Но никто не спешит на выручку. Рация молчит. О них забыли.

Как выразить меру их отчаяния? Как описать глаза старух, ждущих чужих похорон, как голодные грифы?

Петькин дневник: «Вышли в 21.50».

У меня записано – в 21.30. Любопытно, как возникают подобные разночтения.

Было очень сыро и холодно.

Плот качался на серой воде. Он намок и отяжелел. Когда я ступил на него с рюкзаком, вода поднялась до щиколоток. На этой полуподводной лодке я переправился через лагуну, толкаясь веслом осторожно, чтобы плот, не дай бог, не зарылся глубже в воду. Переправившись, привязал к нему веревку. Получился паром.

«…Стал ложиться туман и небо затянуло тучами. Так можно определить, что настала ночь. С моря задул сильный ветер и поднялась большая влажность. Даже если просто стоишь, сапоги блестят, будто походил в них по воде. Переправились на плоту через Кривую по одному – не пришлось надувать лодку. Ноги моментально начали замерзать, а за ними и руки. Двинулись медленно, потому что у Васи все еще болела нога, было больно наступать и поднимать ногу. Он говорит, это левое (я бы сказал, что правое) колено у него вообще слабое. Я шел вместе с Васей, а ребята все время уходили вперед. Мы их видели только по ярко-красному морскому маячку, который Алик нашел на берегу и привязал к рюкзаку и по белой оленьей шкуре, притороченной к рюкзаку Толика. Такую тундру я себе не представлял: постоянные кочки, овраги, заросли ивы. Я был поражен этими зарослями, когда в них попал. Это в полный рост кустарник, переплетенный ветками в руку толщиной. Когда по нему идешь, ты не видишь, что делается у тебя под ногами; только переставляешь ноги, разгребая кусты и всем туловищем давишь вперед, чтоб проломиться, а он как будто отпружинивает тебя. Десять метров этого кустарника кажутся десятью километрами. Чуть ноги заплелись, зацепился ногой и начинаешь падать, и вдобавок прибавляется тяжесть рюкзака, который толкает еще…»

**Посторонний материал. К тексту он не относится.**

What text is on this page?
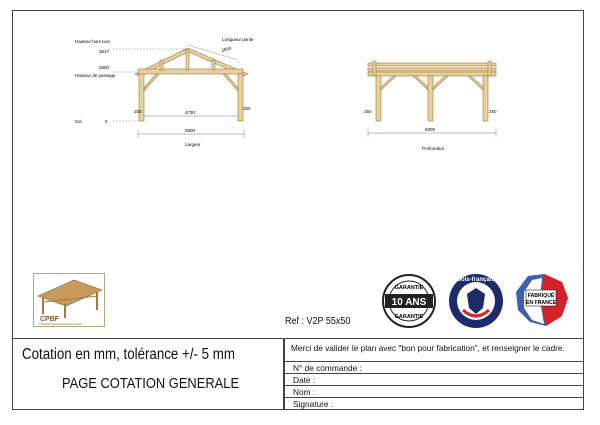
Hauteur hors tout
3517
2500
Hauteur de passage
Sol	0
Longueur pente
2850
250
250
4730
5500
Largeur
250	250
5000
Profondeur
CPBF
Conception Perseverance Bois Francais
GARANTIE
10 ANS
GARANTIE
bois-français
FABRIQUÉ
EN FRANCE
Ref : V2P 55x50
Cotation en mm, tolérance +/- 5 mm
PAGE COTATION GENERALE
Merci de valider le plan avec "bon pour fabrication", et renseigner le cadre.
N° de commande :
Date :
Nom :
Signature :
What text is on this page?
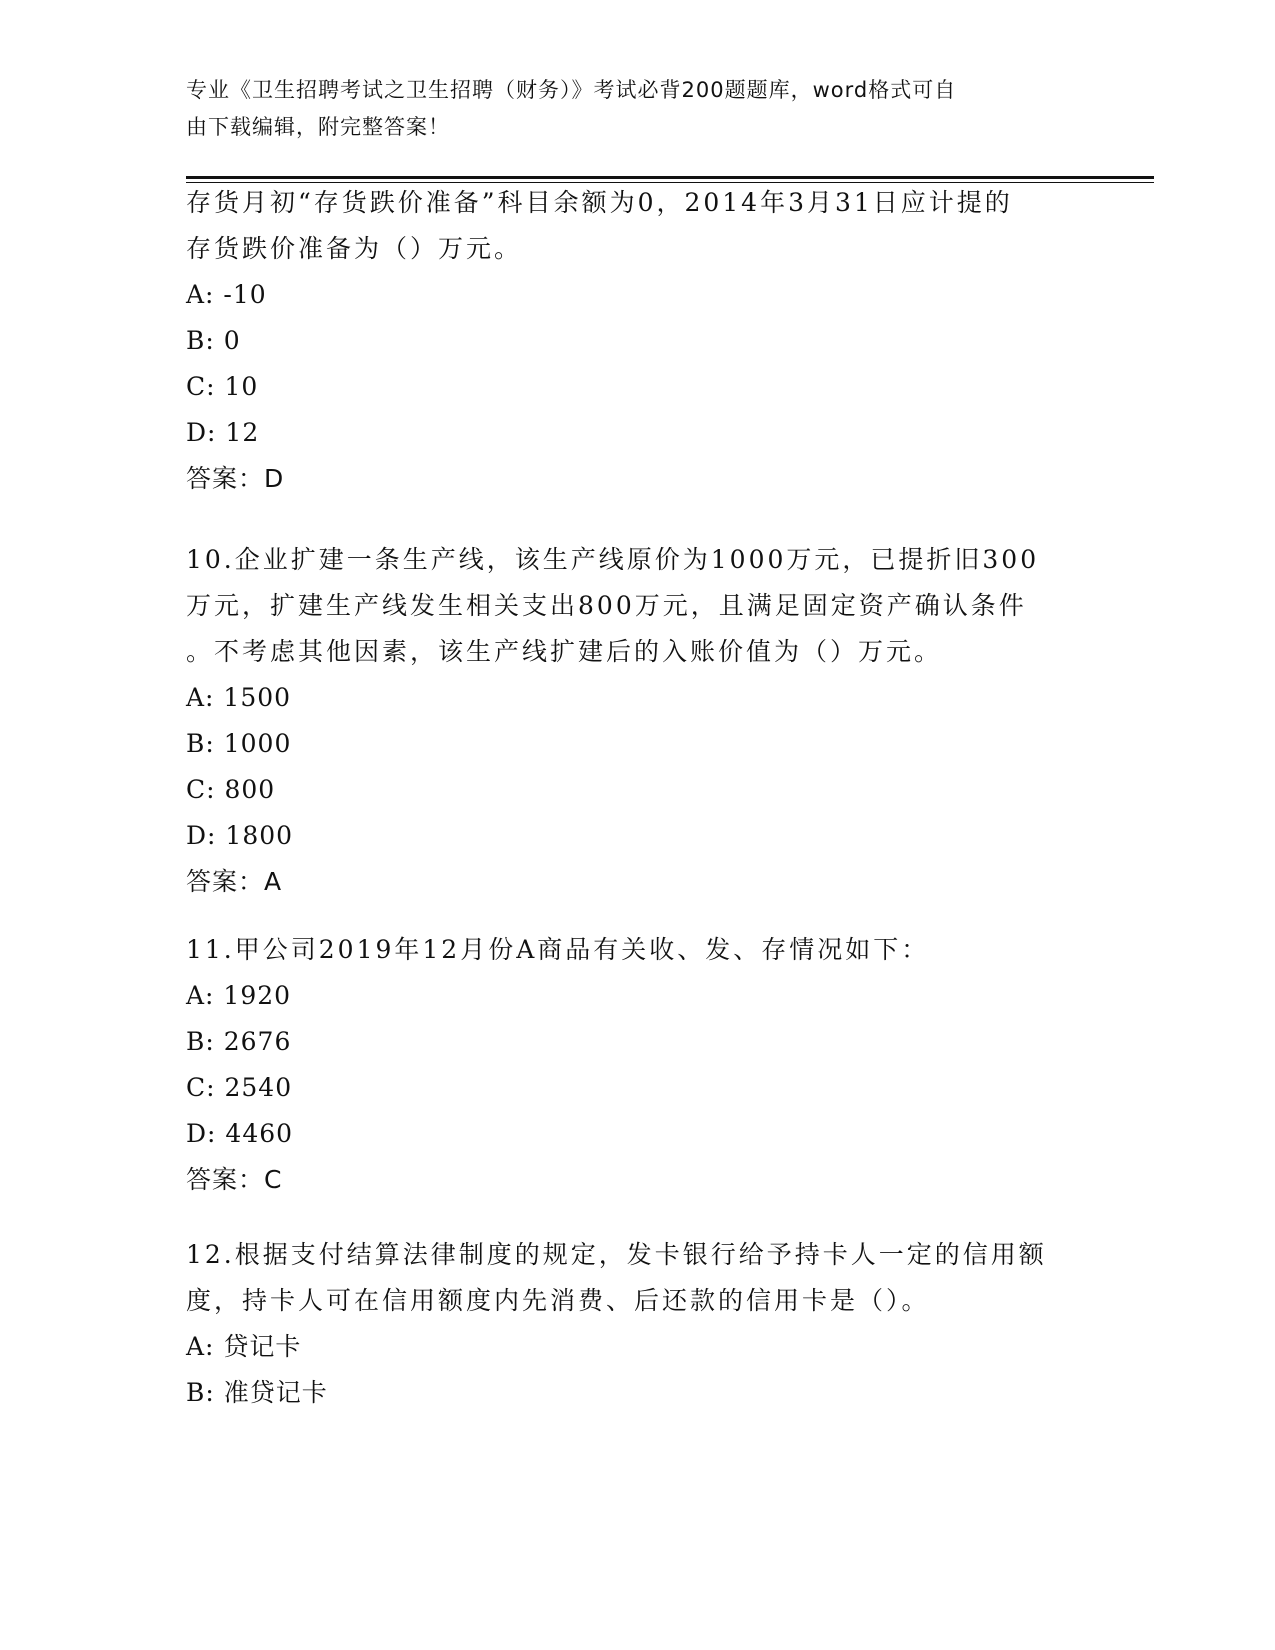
专业《卫生招聘考试之卫生招聘（财务）》考试必背200题题库，word格式可自
由下载编辑，附完整答案！
存货月初“存货跌价准备”科目余额为0，2014年3月31日应计提的
存货跌价准备为（）万元。
A: -10
B: 0
C: 10
D: 12
答案：D
10.企业扩建一条生产线，该生产线原价为1000万元，已提折旧300
万元，扩建生产线发生相关支出800万元，且满足固定资产确认条件
。不考虑其他因素，该生产线扩建后的入账价值为（）万元。
A: 1500
B: 1000
C: 800
D: 1800
答案：A
11.甲公司2019年12月份A商品有关收、发、存情况如下：
A: 1920
B: 2676
C: 2540
D: 4460
答案：C
12.根据支付结算法律制度的规定，发卡银行给予持卡人一定的信用额
度，持卡人可在信用额度内先消费、后还款的信用卡是（）。
A: 贷记卡
B: 准贷记卡
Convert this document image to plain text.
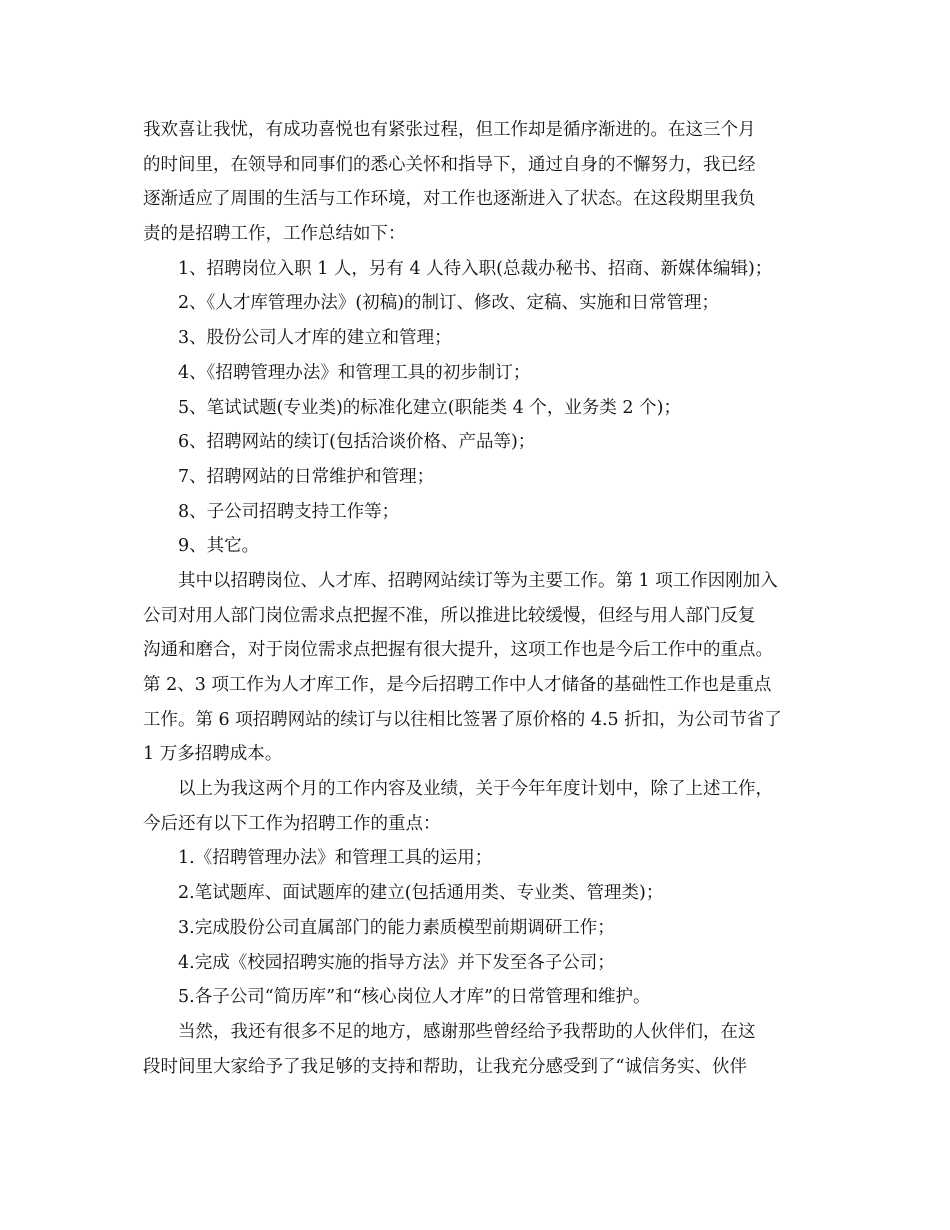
我欢喜让我忧，有成功喜悦也有紧张过程，但工作却是循序渐进的。在这三个月
的时间里，在领导和同事们的悉心关怀和指导下，通过自身的不懈努力，我已经
逐渐适应了周围的生活与工作环境，对工作也逐渐进入了状态。在这段期里我负
责的是招聘工作，工作总结如下：
1、招聘岗位入职 1 人，另有 4 人待入职(总裁办秘书、招商、新媒体编辑)；
2、《人才库管理办法》(初稿)的制订、修改、定稿、实施和日常管理；
3、股份公司人才库的建立和管理；
4、《招聘管理办法》和管理工具的初步制订；
5、笔试试题(专业类)的标准化建立(职能类 4 个，业务类 2 个)；
6、招聘网站的续订(包括洽谈价格、产品等)；
7、招聘网站的日常维护和管理；
8、子公司招聘支持工作等；
9、其它。
其中以招聘岗位、人才库、招聘网站续订等为主要工作。第 1 项工作因刚加入
公司对用人部门岗位需求点把握不准，所以推进比较缓慢，但经与用人部门反复
沟通和磨合，对于岗位需求点把握有很大提升，这项工作也是今后工作中的重点。
第 2、3 项工作为人才库工作，是今后招聘工作中人才储备的基础性工作也是重点
工作。第 6 项招聘网站的续订与以往相比签署了原价格的 4.5 折扣，为公司节省了
1 万多招聘成本。
以上为我这两个月的工作内容及业绩，关于今年年度计划中，除了上述工作，
今后还有以下工作为招聘工作的重点：
1.《招聘管理办法》和管理工具的运用；
2.笔试题库、面试题库的建立(包括通用类、专业类、管理类)；
3.完成股份公司直属部门的能力素质模型前期调研工作；
4.完成《校园招聘实施的指导方法》并下发至各子公司；
5.各子公司“简历库”和“核心岗位人才库”的日常管理和维护。
当然，我还有很多不足的地方，感谢那些曾经给予我帮助的人伙伴们，在这
段时间里大家给予了我足够的支持和帮助，让我充分感受到了“诚信务实、伙伴
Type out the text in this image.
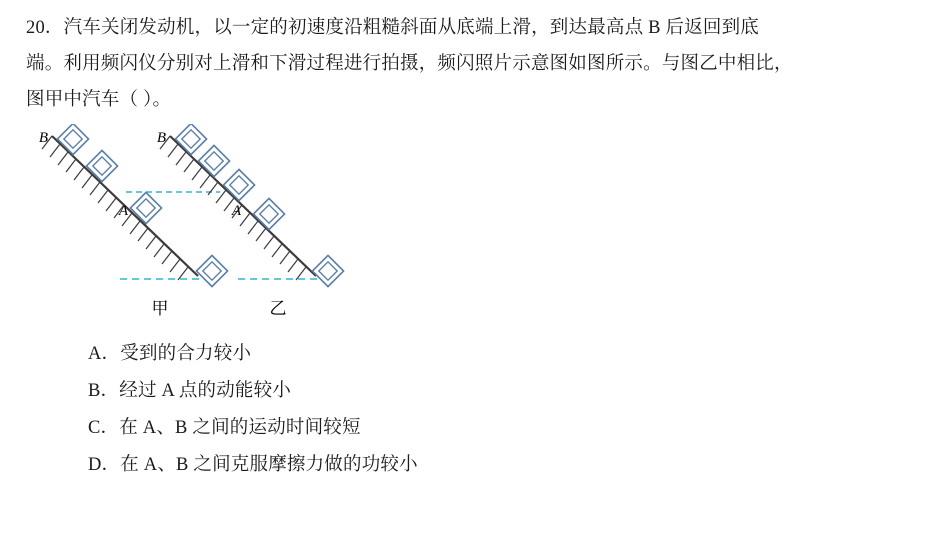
20．汽车关闭发动机，以一定的初速度沿粗糙斜面从底端上滑，到达最高点 B 后返回到底
端。利用频闪仪分别对上滑和下滑过程进行拍摄，频闪照片示意图如图所示。与图乙中相比，
图甲中汽车（ ）。
B
A
甲
B
A
乙
A．受到的合力较小
B．经过 A 点的动能较小
C．在 A、B 之间的运动时间较短
D．在 A、B 之间克服摩擦力做的功较小
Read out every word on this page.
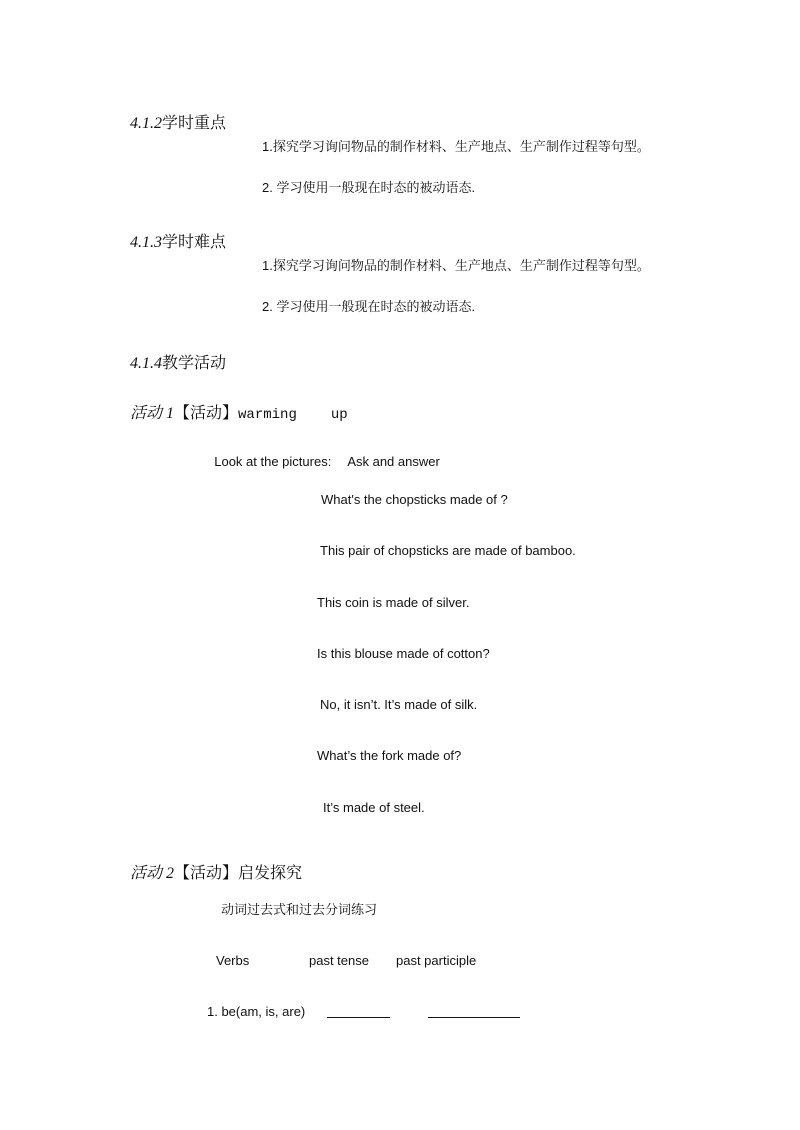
4.1.2学时重点

1.探究学习询问物品的制作材料、生产地点、生产制作过程等句型。
2. 学习使用一般现在时态的被动语态.

4.1.3学时难点

1.探究学习询问物品的制作材料、生产地点、生产制作过程等句型。
2. 学习使用一般现在时态的被动语态.

4.1.4教学活动

活动 1【活动】warming up

Look at the pictures: Ask and answer

What's the chopsticks made of ?
This pair of chopsticks are made of bamboo.
This coin is made of silver.
Is this blouse made of cotton?
No, it isn’t. It’s made of silk.
What’s the fork made of?
It’s made of steel.

活动 2【活动】启发探究

动词过去式和过去分词练习
Verbs	past tense past participle
1. be(am, is, are)
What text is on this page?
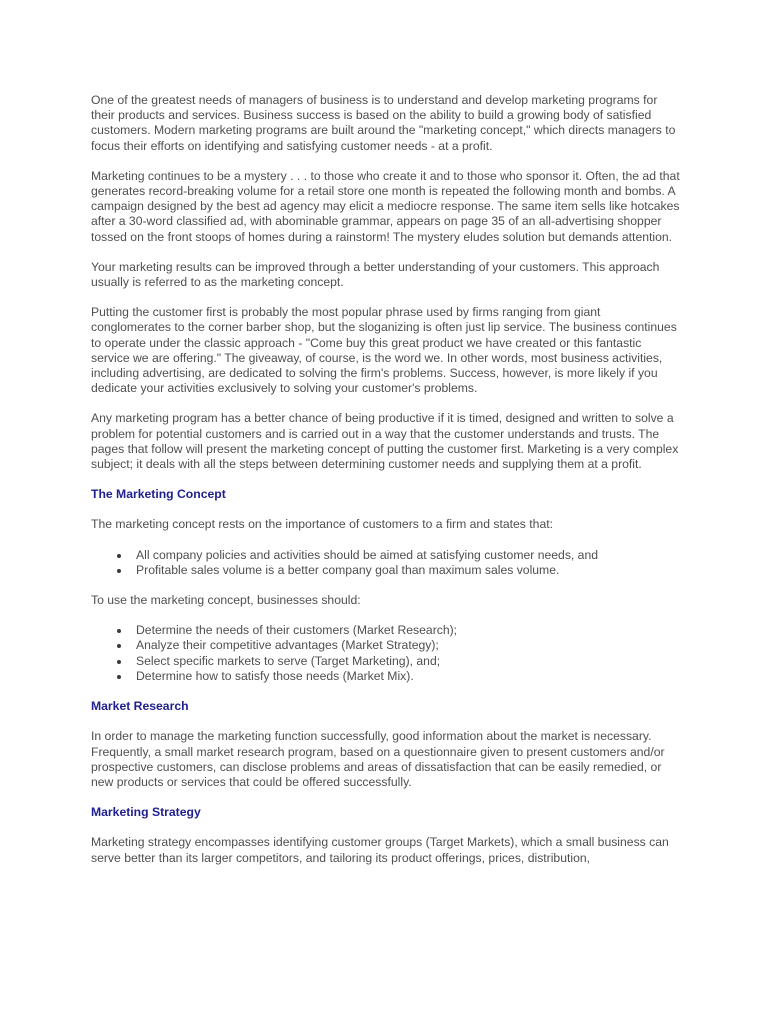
One of the greatest needs of managers of business is to understand and develop marketing programs for their products and services. Business success is based on the ability to build a growing body of satisfied customers. Modern marketing programs are built around the "marketing concept," which directs managers to focus their efforts on identifying and satisfying customer needs - at a profit.

Marketing continues to be a mystery . . . to those who create it and to those who sponsor it. Often, the ad that generates record-breaking volume for a retail store one month is repeated the following month and bombs. A campaign designed by the best ad agency may elicit a mediocre response. The same item sells like hotcakes after a 30-word classified ad, with abominable grammar, appears on page 35 of an all-advertising shopper tossed on the front stoops of homes during a rainstorm! The mystery eludes solution but demands attention.

Your marketing results can be improved through a better understanding of your customers. This approach usually is referred to as the marketing concept.

Putting the customer first is probably the most popular phrase used by firms ranging from giant conglomerates to the corner barber shop, but the sloganizing is often just lip service. The business continues to operate under the classic approach - "Come buy this great product we have created or this fantastic service we are offering." The giveaway, of course, is the word we. In other words, most business activities, including advertising, are dedicated to solving the firm's problems. Success, however, is more likely if you dedicate your activities exclusively to solving your customer's problems.

Any marketing program has a better chance of being productive if it is timed, designed and written to solve a problem for potential customers and is carried out in a way that the customer understands and trusts. The pages that follow will present the marketing concept of putting the customer first. Marketing is a very complex subject; it deals with all the steps between determining customer needs and supplying them at a profit.

The Marketing Concept

The marketing concept rests on the importance of customers to a firm and states that:

All company policies and activities should be aimed at satisfying customer needs, and
Profitable sales volume is a better company goal than maximum sales volume.

To use the marketing concept, businesses should:

Determine the needs of their customers (Market Research);
Analyze their competitive advantages (Market Strategy);
Select specific markets to serve (Target Marketing), and;
Determine how to satisfy those needs (Market Mix).
Market Research

In order to manage the marketing function successfully, good information about the market is necessary. Frequently, a small market research program, based on a questionnaire given to present customers and/or prospective customers, can disclose problems and areas of dissatisfaction that can be easily remedied, or new products or services that could be offered successfully.

Marketing Strategy

Marketing strategy encompasses identifying customer groups (Target Markets), which a small business can serve better than its larger competitors, and tailoring its product offerings, prices, distribution,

Да-да, это точно подмечено: и чем больше торопишься, тем больше путаешься в непролазной гуще ветвей, тем отчетливее чувство, что попал в западню. Особенно когда все ушли вперед и я остался один в этом «лесу», лихорадочно пытаясь сообразить, куда идти, где следы – потому что ребята прошли здесь только что. Вытянулся во весь рост, но нигде не заметил ни малейшего шевеления зарослей. Куда они делись? Я опять оглядел землю: показалось, что вижу следы, во всяком случае, мох был промят – но следы эти шли в самую сердцевину громадного ивового куста. Клянусь, заросли были так густы, что мне удалось вломиться в них лишь со второй попытки, чтобы сразу почувствовать что-то не то. Я услышал сильный треск, звук рвущейся ткани, затем почувствовал чувствительную боль все в том же колене и, наконец, оглядевшись, обнаружил себя лежащим в переплетении серых веток. Как зверек, я видел лес снизу: тут царил сумрак, гудели комары, взлетая из зеленой травы, над головой сложным геометрическим узором смыкались корявые ветки, одетые нарядными голубоватыми листиками. Попытка подняться не увенчалась успехом, поскольку я завис в толстых ветвях и до земли дотянуться не мог, а рюкзак не давал мне повернуться. Не меньше минуты ушло на то, чтобы найти точку опоры и все-таки встать: при этом нелепостью движений я, несомненно, напоминал жука, опрокинувшегося на спину и неистово шевелящего всеми конечностями сразу. Поднявшись, залез на кочку и хотел было уже орать, но тут метрах всего в тридцати от меня над ивами поднялось весло нашей резиновой лодки и, покачавшись, поманило меня. Я ломанулся сквозь заросли, на все лады проклиная эту злосчастную глущобу и минуту или две спустя продрался на полянку, где увидел сидящего на кочке Алика, рядом с которым стояли Толик с Петькой. Петька держал в руках весло.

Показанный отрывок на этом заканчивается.